Hollanda’daki tüm hastanelerde 38 çoktan seçmeli ve 18 açık uçlu soru dahil olmak üzere toplamda 56 soruluk anket çalışması yapıldı. Bu anket, bakım organizasyonu ile ilgili demografik değişkenleri, endometriozis bakımının merkezileşmesi hakkındaki görüşü, mevcut endometriozis bakımını, tıp uzmanları ile tanısal gecikme arasındaki iş birliğini ele aldı.
Ankete katılanların neredeyse hepsi, %91-100’ü, ESHRE kılavuzundaki tanı koyma tavsiyelerine bağlı kalmıştır.
Tanı koymadaki gecikmenin ortalama 42 ay olduğu tahmin edildi. Belirtilerin başlamasından tanıya kadar geçen süre 12 yıla kadar bile varabilmektedir.
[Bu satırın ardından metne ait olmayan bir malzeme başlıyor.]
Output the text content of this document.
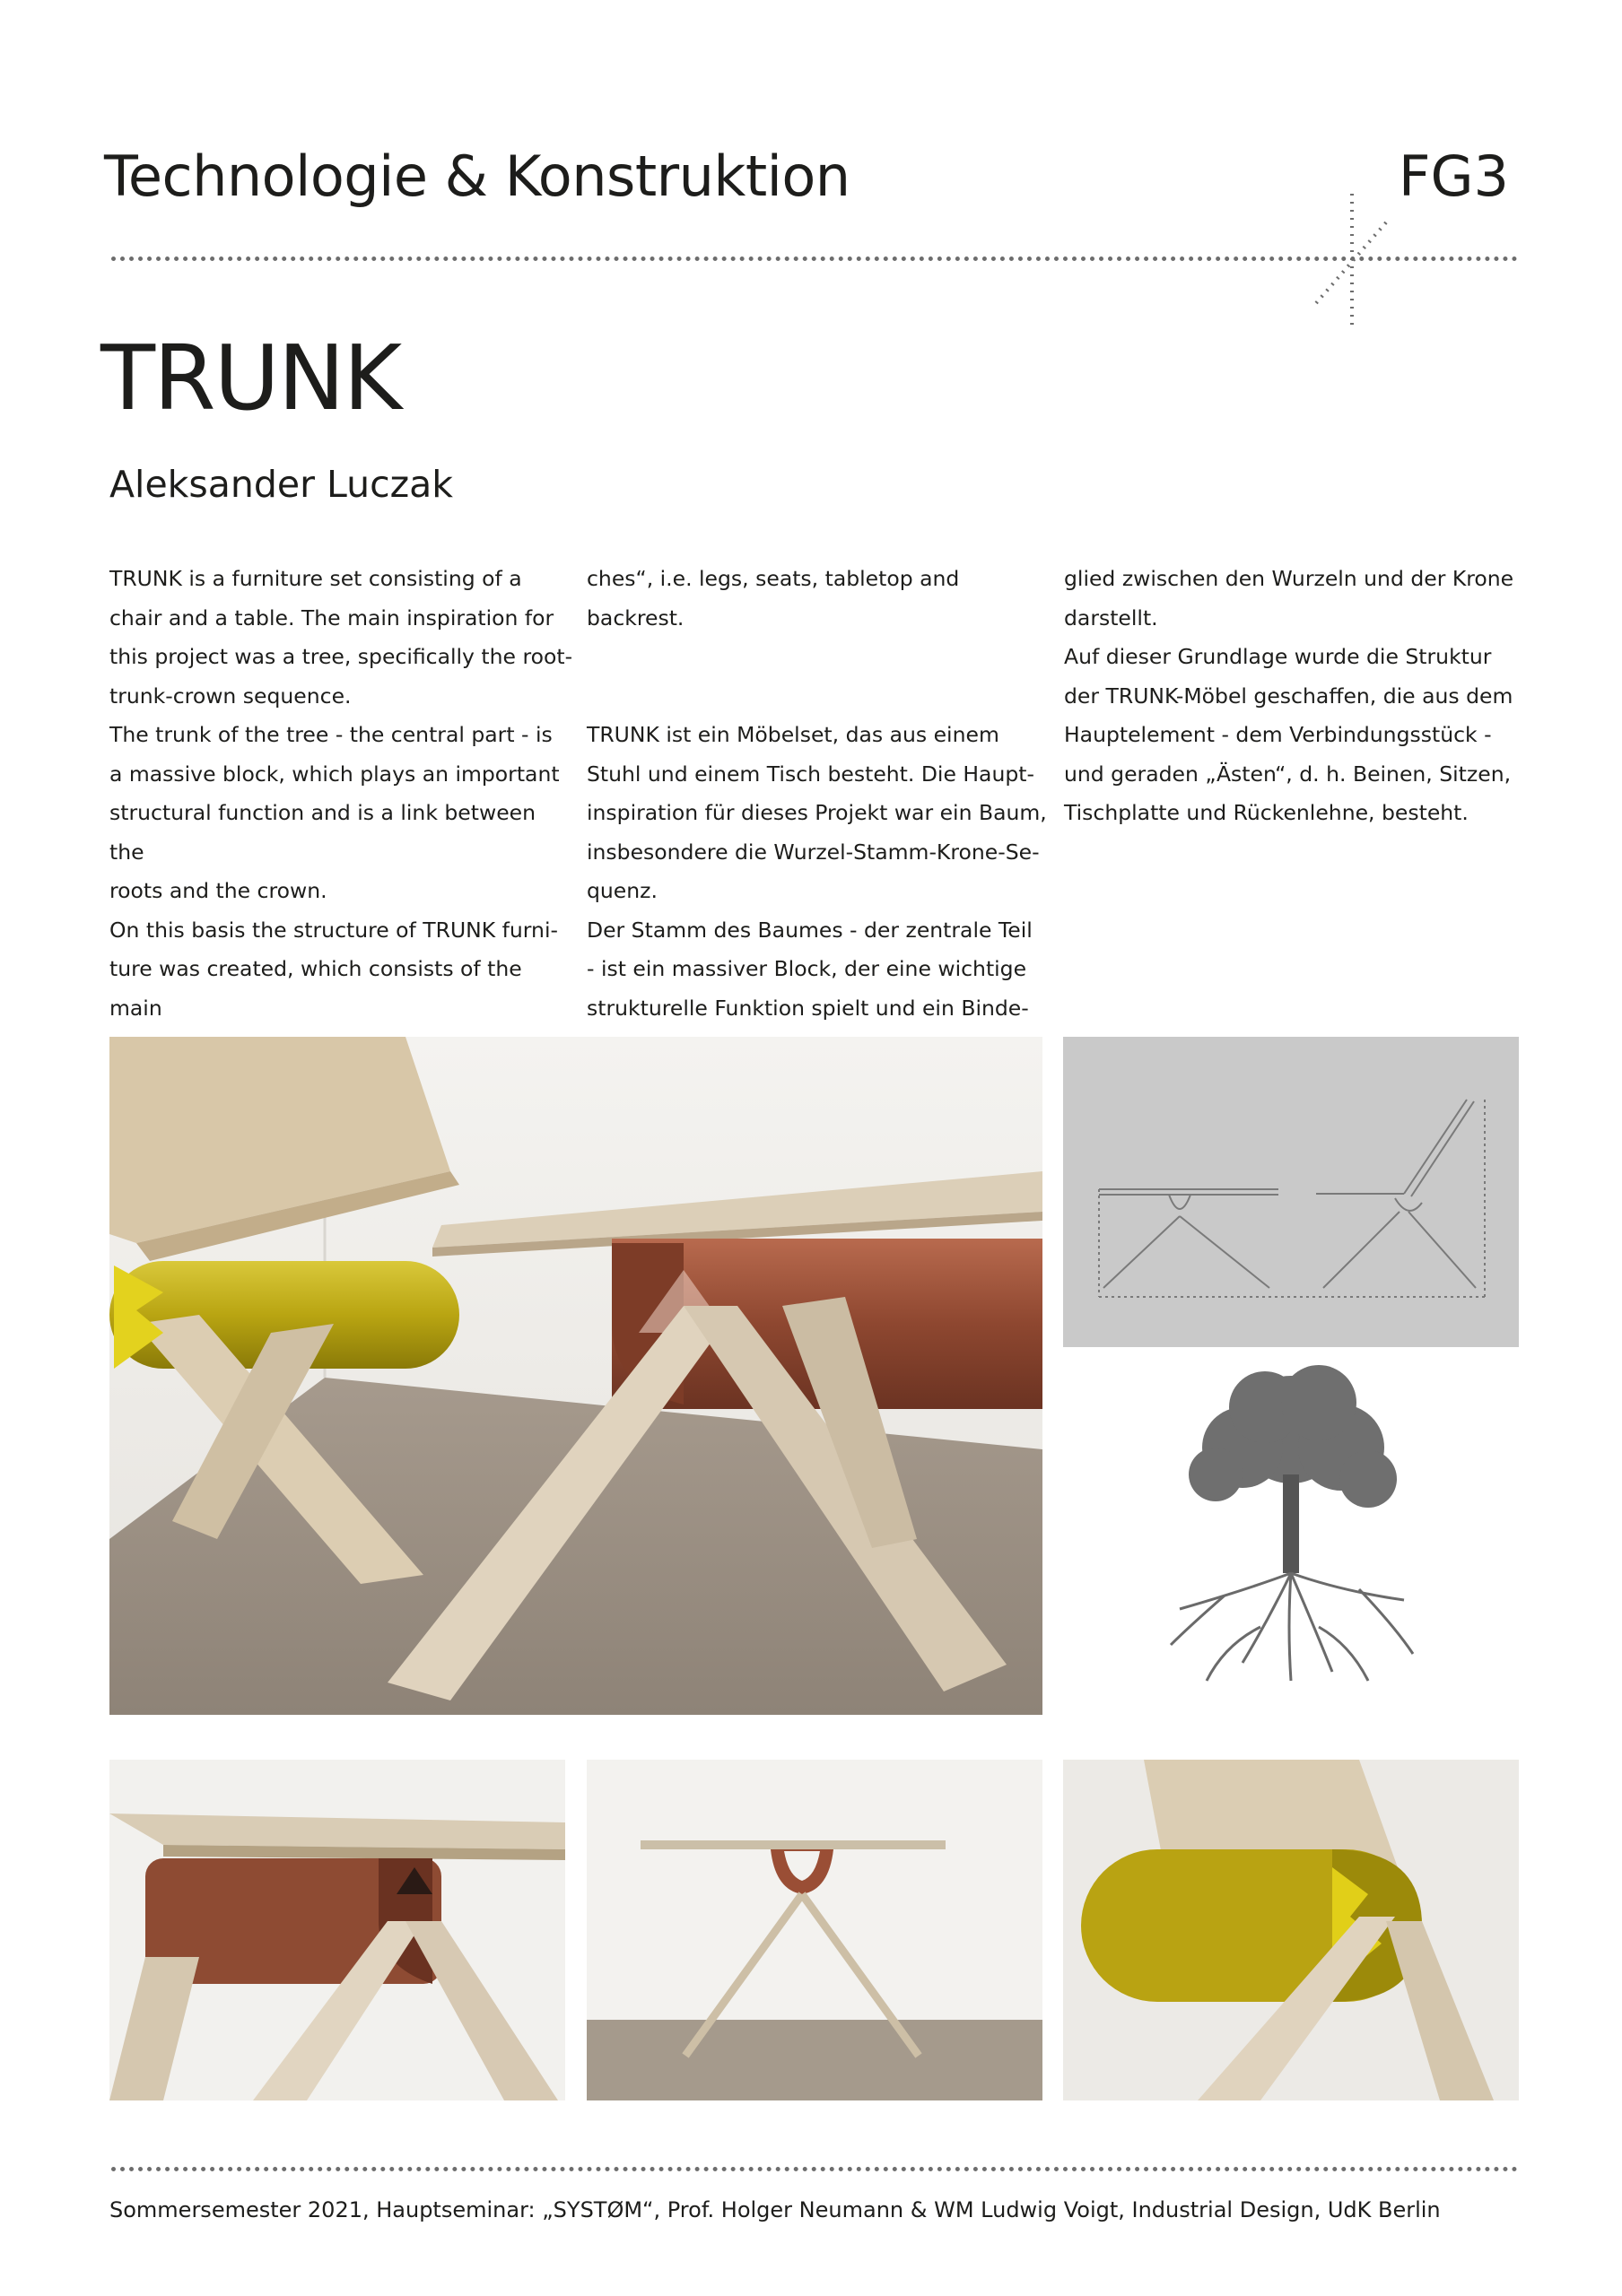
Technologie & Konstruktion	FG3
TRUNK
Aleksander Luczak
TRUNK is a furniture set consisting of a
chair and a table. The main inspiration for
this project was a tree, specifically the root-
trunk-crown sequence.
The trunk of the tree - the central part - is
a massive block, which plays an important
structural function and is a link between the
roots and the crown.
On this basis the structure of TRUNK furni-
ture was created, which consists of the main

ches“, i.e. legs, seats, tabletop and backrest.

TRUNK ist ein Möbelset, das aus einem
Stuhl und einem Tisch besteht. Die Haupt-
inspiration für dieses Projekt war ein Baum,
insbesondere die Wurzel-Stamm-Krone-Se-
quenz.
Der Stamm des Baumes - der zentrale Teil
- ist ein massiver Block, der eine wichtige
strukturelle Funktion spielt und ein Binde-
glied zwischen den Wurzeln und der Krone
darstellt.
Auf dieser Grundlage wurde die Struktur
der TRUNK-Möbel geschaffen, die aus dem
Hauptelement - dem Verbindungsstück -
und geraden „Ästen“, d. h. Beinen, Sitzen,
Tischplatte und Rückenlehne, besteht.
Sommersemester 2021, Hauptseminar: „SYSTØM“, Prof. Holger Neumann & WM Ludwig Voigt, Industrial Design, UdK Berlin
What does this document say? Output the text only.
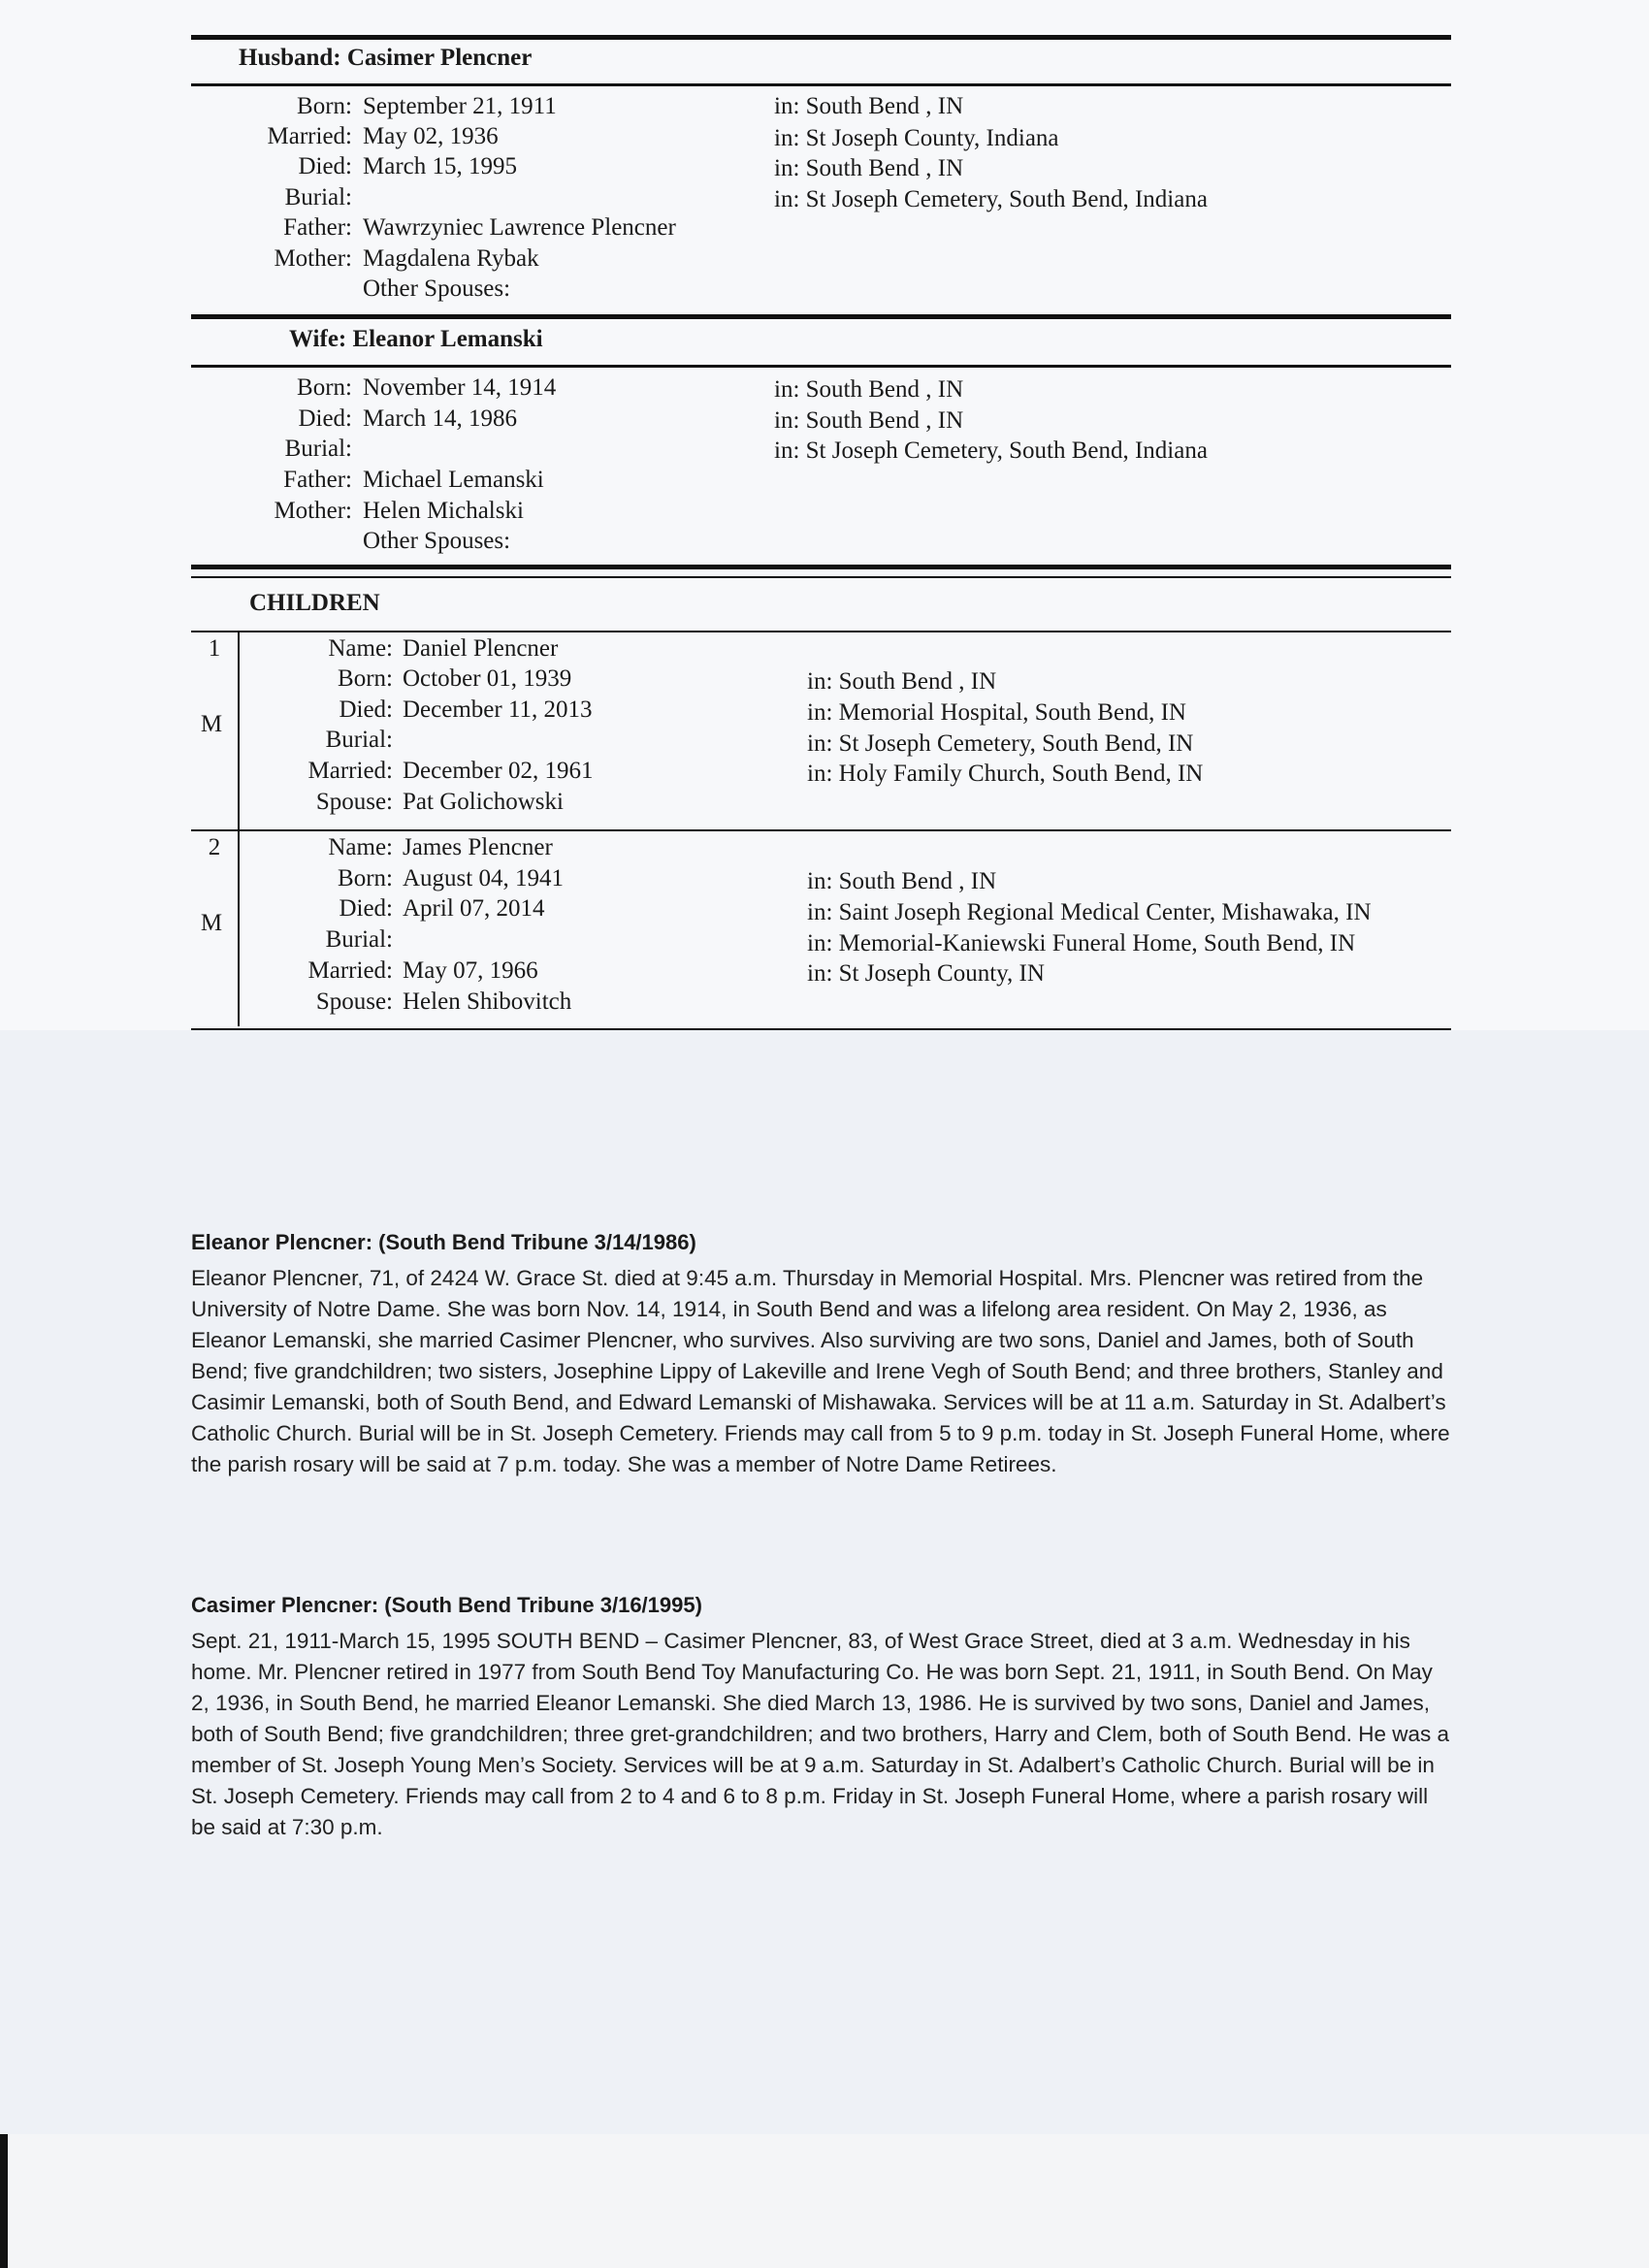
Husband: Casimer Plencner
Born: September 21, 1911	in: South Bend , IN
Married: May 02, 1936	in: St Joseph County, Indiana
Died: March 15, 1995	in: South Bend , IN
Burial:	in: St Joseph Cemetery, South Bend, Indiana
Father: Wawrzyniec Lawrence Plencner
Mother: Magdalena Rybak
Other Spouses:
Wife: Eleanor Lemanski
Born: November 14, 1914	in: South Bend , IN
Died: March 14, 1986	in: South Bend , IN
Burial:	in: St Joseph Cemetery, South Bend, Indiana
Father: Michael Lemanski
Mother: Helen Michalski
Other Spouses:
CHILDREN
1
M
Name: Daniel Plencner
Born: October 01, 1939	in: South Bend , IN
Died: December 11, 2013	in: Memorial Hospital, South Bend, IN
Burial:	in: St Joseph Cemetery, South Bend, IN
Married: December 02, 1961	in: Holy Family Church, South Bend, IN
Spouse: Pat Golichowski
2
M
Name: James Plencner
Born: August 04, 1941	in: South Bend , IN
Died: April 07, 2014	in: Saint Joseph Regional Medical Center, Mishawaka, IN
Burial:	in: Memorial-Kaniewski Funeral Home, South Bend, IN
Married: May 07, 1966	in: St Joseph County, IN
Spouse: Helen Shibovitch
Eleanor Plencner: (South Bend Tribune 3/14/1986)
Eleanor Plencner, 71, of 2424 W. Grace St. died at 9:45 a.m. Thursday in Memorial Hospital. Mrs. Plencner was retired from the University of Notre Dame. She was born Nov. 14, 1914, in South Bend and was a lifelong area resident. On May 2, 1936, as Eleanor Lemanski, she married Casimer Plencner, who survives. Also surviving are two sons, Daniel and James, both of South Bend; five grandchildren; two sisters, Josephine Lippy of Lakeville and Irene Vegh of South Bend; and three brothers, Stanley and Casimir Lemanski, both of South Bend, and Edward Lemanski of Mishawaka. Services will be at 11 a.m. Saturday in St. Adalbert’s Catholic Church. Burial will be in St. Joseph Cemetery. Friends may call from 5 to 9 p.m. today in St. Joseph Funeral Home, where the parish rosary will be said at 7 p.m. today. She was a member of Notre Dame Retirees.
Casimer Plencner: (South Bend Tribune 3/16/1995)
Sept. 21, 1911-March 15, 1995 SOUTH BEND – Casimer Plencner, 83, of West Grace Street, died at 3 a.m. Wednesday in his home. Mr. Plencner retired in 1977 from South Bend Toy Manufacturing Co. He was born Sept. 21, 1911, in South Bend. On May 2, 1936, in South Bend, he married Eleanor Lemanski. She died March 13, 1986. He is survived by two sons, Daniel and James, both of South Bend; five grandchildren; three gret-grandchildren; and two brothers, Harry and Clem, both of South Bend. He was a member of St. Joseph Young Men’s Society. Services will be at 9 a.m. Saturday in St. Adalbert’s Catholic Church. Burial will be in St. Joseph Cemetery. Friends may call from 2 to 4 and 6 to 8 p.m. Friday in St. Joseph Funeral Home, where a parish rosary will be said at 7:30 p.m.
Kadın doğum doktorlarına göre bu gecikmedeki ana etkenler hem hastalarda hem de tıp uzmanlarında endometriozis hakkında bilgi ve farkındalığın olmayışı, ayrıca tanısal ve geç başvurudaki kısıtlılıklardır.
Bu çalışma, 2014 ESHRE “Endometriozisli kadınların yönetimi” rehberinin Hollandalı jinekologlar arasında genel uyum ve kullanımının yüksek olduğunu gösterdi. Teşhise ilişkin öneriler oldukça kabul görmüş ve bağlı kalınmıştır.
Ancak derin endometriozis şüphesi olan hastaların radyolojik değerlendirmesi ve multidisipliner tedavi sunan bir merkeze yönlendirilmelerine ilişkin kılavuz önerilerine nispeten düşük bir bağlılık vardır.
Tanı koymadaki gecikme hala bir gerçek olduğundan, endometriozis tanısındaki gecikmeleri azaltmak için hem hastaların hem de doktorların bilgi ve farkındalıkları artırılmalı, ayrıca jinekologlar, pratisyen hekimler ve diğer tıp uzmanları arasındaki ve de özellikle farklı hastanelerdeki jinekologlar arasında işbirliğinin sağlanması gerekmektedir.